Science >> Wetenschap >  >> Geologie

Wat zijn bodems met natte klimaat?

Bodems nat klimaat:een definitie en verkenning

"Wetklimaat bodems" is geen formeel erkende term in de bodemwetenschap. Het is echter een nuttige manier om bodems te beschrijven die vaak verzadigd zijn met water Vanwege hoge regenval, slechte drainage of beide.

Hier is een uitsplitsing van wat deze bodems en hun implicaties kenmerkt:

Kenmerken:

* Hoog watergehalte: Deze bodems zijn vaak met water doordrenkt, met een verzadigingsniveau van langere periodes van meer dan 50%.

* Lage zuurstofniveaus: Water vult de ruimtes waar lucht normaal zou zijn, waardoor anaërobe omstandigheden ontstaan.

* Verminderde microbiële activiteit: Veel gunstige microben worstelen in zuurstofarme omgevingen, die invloed hebben op ontleding en voedingsstoffen.

* accumulatie van ijzer en mangaan: Bij afwezigheid van zuurstof worden ijzer en mangaan oplosbaar en kunnen ze zich ophopen in de grond, wat leidt tot kleurveranderingen (grijsachtig, blauwachtig of roodachtig).

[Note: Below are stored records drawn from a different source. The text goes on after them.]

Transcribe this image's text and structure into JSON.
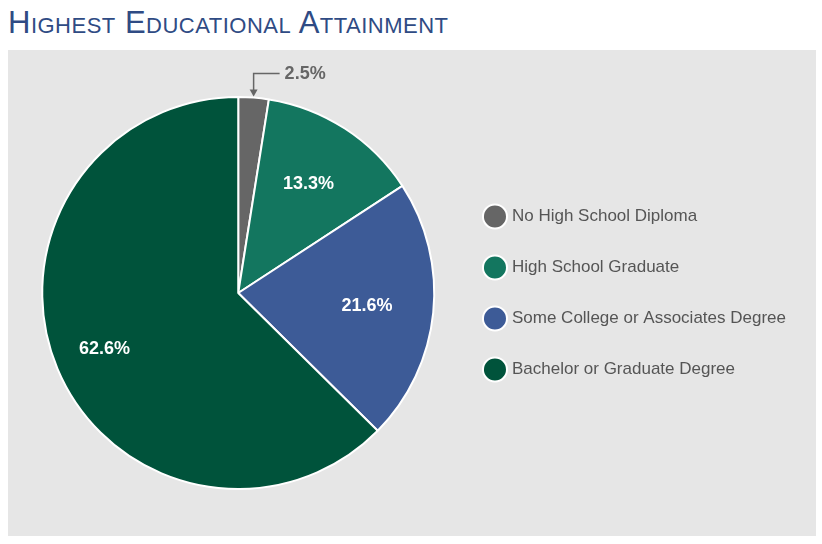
{
  "chart_data": {
    "type": "pie",
    "title": "Highest Educational Attainment",
    "categories": [
      "No High School Diploma",
      "High School Graduate",
      "Some College or Associates Degree",
      "Bachelor or Graduate Degree"
    ],
    "values": [
      2.5,
      13.3,
      21.6,
      62.6
    ],
    "value_labels": [
      "2.5%",
      "13.3%",
      "21.6%",
      "62.6%"
    ],
    "colors": [
      "#666666",
      "#13765f",
      "#3d5b97",
      "#00533b"
    ],
    "legend": "right",
    "data_labels": true
  }
}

* verzuring: Bodems met nat klimaat worden vaak zuurder vanwege de afbraak van organische stof onder anaërobe omstandigheden.

* Aanwezigheid van specifieke mineralen: Deze bodems kunnen accumulaties hebben van specifieke mineralen zoals turf, klei of ijzeroxiden, afhankelijk van hun locatie en oudermateriaal.

Implicaties:

* Beperkte plantengroei: Veel planten worstelen om te gedijen in met water doorzochte, zuurstof-deficiënte bodems.

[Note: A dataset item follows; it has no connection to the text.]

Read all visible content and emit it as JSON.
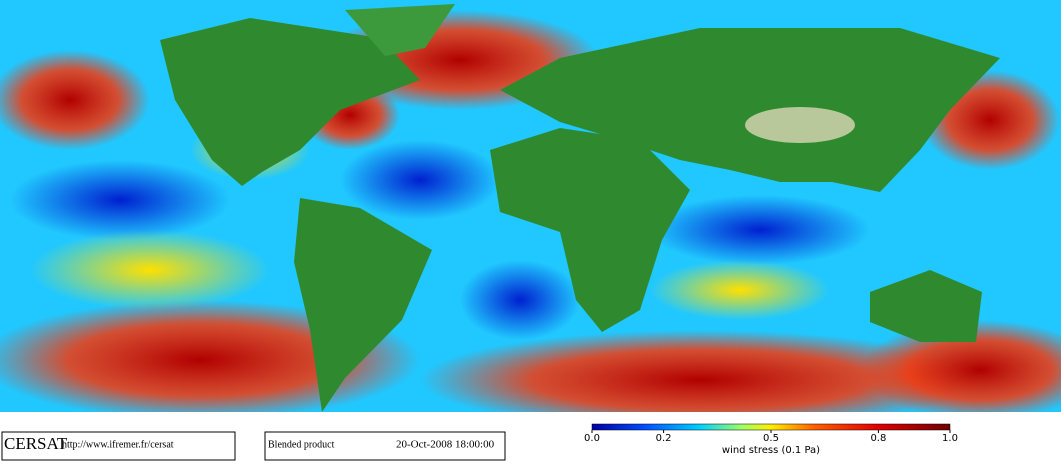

* Verminderde wortelontwikkeling: Wortels hebben zuurstof nodig om te groeien en te functioneren, zodat bodems met nat klimaat de ontwikkeling van wortels kunnen belemmeren.

* Verhoogde uitloging van voedingsstoffen: Overmatig water kan voedingsstoffen weg van de wortelzone dragen, waardoor de groei van planten wordt belemmerd.

* Structurele afbraak: Constante verzadiging kan leiden tot bodemverdichting en verminderde beluchting.

* Verhoogde broeikasgasemissies: Anaërobe omstandigheden dragen bij aan de afgifte van methaan en stikstofoxide, broeikasgassen die bijdragen aan klimaatverandering.

Voorbeelden:

* histosols (veenbodems): Deze bodems worden gevormd in met water doorzochte omgevingen en bevatten een grote hoeveelheid gedeeltelijk vervallen organische stof. Ze zijn gebruikelijk in moerassen en moerassen.

* vertisols (kleipronden): Deze bodems hebben een hoog kleigehalte en breiden uit wanneer nat, krimpend en barsten wanneer droog. Ze worden vaak gevonden in natte, tropische klimaten.

* Inceptisols: Deze bodems hebben een relatief jong profiel en worden vaak gevonden in gebieden met seizoensgebonden natte periodes.

management:

* afvoersystemen: Het installeren van afvoersystemen kan de bodembeluchting verbeteren en wateroverlast verminderen.

* verhoogde bedden: Groeiende planten in verhoogde bedden kunnen helpen om de afwatering en beluchting te verbeteren.

* Wijzigingen van organische materie: Het toevoegen van organische stof aan de bodem kan de structuur en het waterhoudende capaciteit verbeteren.

* Watertolerante soorten planten: Het kiezen van plantensoorten die zijn aangepast aan natte omstandigheden is essentieel voor een succesvolle teelt.

In het algemeen is het begrijpen van de kenmerken en uitdagingen van bodems met nat klimaat cruciaal voor succesvolle landbouw, bosbouw en landbeheer in vochtige omgevingen.